UWP apps can't connect with dns-crypt

Question

I recently configured my laptop to use dns-crypt using dnscrypt-proxy. The configuration file is as follows

server_names = ['securedns', 'cloudflare', 'cloudflare-ipv6', 'securedns-ipv6', 'scaleway-fr', 'dnscrypt.nl-ns0', 'dnscrypt.nl-ns0-doh', 'dnscrypt.nl-ns0-ipv6' ]
listen_addresses = ['127.0.0.1:53', '[::1]:53']
# Use servers reachable over IPv4
ipv4_servers = true

# Use servers reachable over IPv6 -- Do not enable if you don't have IPv6 connectivity
ipv6_servers = true

# Use servers implementing the DNSCrypt protocol
dnscrypt_servers = true

# Use servers implementing the DNS-over-HTTPS protocol
doh_servers = true


## Require servers defined by remote sources to satisfy specific properties

# Server must support DNS security extensions (DNSSEC)
require_dnssec = true

# Server must not log user queries (declarative)
require_nolog = true

# Server must not enforce its own blacklist (for parental control, ads blocking...)
require_nofilter = true

I configured my WiFi adaptor's DNS configuration so that the IPv4 and IPv6 servers are set to localhost.

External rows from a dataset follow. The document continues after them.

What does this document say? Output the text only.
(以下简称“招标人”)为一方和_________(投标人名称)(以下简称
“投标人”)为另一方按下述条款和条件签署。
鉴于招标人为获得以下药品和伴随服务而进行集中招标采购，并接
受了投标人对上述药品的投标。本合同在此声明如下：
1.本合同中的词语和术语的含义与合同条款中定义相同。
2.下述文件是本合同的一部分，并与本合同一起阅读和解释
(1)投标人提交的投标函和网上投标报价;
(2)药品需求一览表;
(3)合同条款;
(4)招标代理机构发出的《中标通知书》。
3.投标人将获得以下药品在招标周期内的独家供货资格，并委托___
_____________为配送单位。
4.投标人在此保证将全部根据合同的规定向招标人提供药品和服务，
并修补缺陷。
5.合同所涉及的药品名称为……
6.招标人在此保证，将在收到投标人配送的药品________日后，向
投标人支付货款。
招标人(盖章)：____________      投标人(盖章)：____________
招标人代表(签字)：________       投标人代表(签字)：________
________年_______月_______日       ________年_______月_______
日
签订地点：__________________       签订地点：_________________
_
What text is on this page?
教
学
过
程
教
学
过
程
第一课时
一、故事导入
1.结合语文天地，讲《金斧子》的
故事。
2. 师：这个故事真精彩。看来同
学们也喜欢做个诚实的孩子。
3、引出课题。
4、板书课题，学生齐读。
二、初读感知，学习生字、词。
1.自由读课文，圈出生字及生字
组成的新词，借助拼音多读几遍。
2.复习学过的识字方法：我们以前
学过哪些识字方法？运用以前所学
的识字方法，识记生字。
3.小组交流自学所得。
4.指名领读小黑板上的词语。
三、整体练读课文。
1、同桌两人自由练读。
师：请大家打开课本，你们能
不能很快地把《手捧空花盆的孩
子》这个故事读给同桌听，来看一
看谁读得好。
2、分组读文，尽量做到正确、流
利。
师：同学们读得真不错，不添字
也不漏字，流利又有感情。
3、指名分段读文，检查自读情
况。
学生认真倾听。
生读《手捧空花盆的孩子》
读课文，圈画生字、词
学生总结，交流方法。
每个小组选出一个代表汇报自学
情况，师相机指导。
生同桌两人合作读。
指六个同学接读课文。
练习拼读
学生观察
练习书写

This works great in 'regular' applications, except UWP apps like the standard Weather and Calendar apps, those can not connect to the internet.

If I revert the DNS configuration back to 8.8.8.8/1.1.1.1 then the UWP apps can connect again, changing it back to 127.0.0.1 breaks connectivity again.

Answer 1

As it turns out, UWP apps can not directly connect to localhost (or simply the machine it's running on). Therefore, they also cannot contact the DNS server running at 127.0.0.1 and the lookup fails (reference).

Using the AppContainerLoopback utility to allow localhost access works and UWP apps can now also benefit from DNS-Crypt. An alternative solution would be to run the dnscrypt-proxy on an external device (e.g. a Raspberry-PI).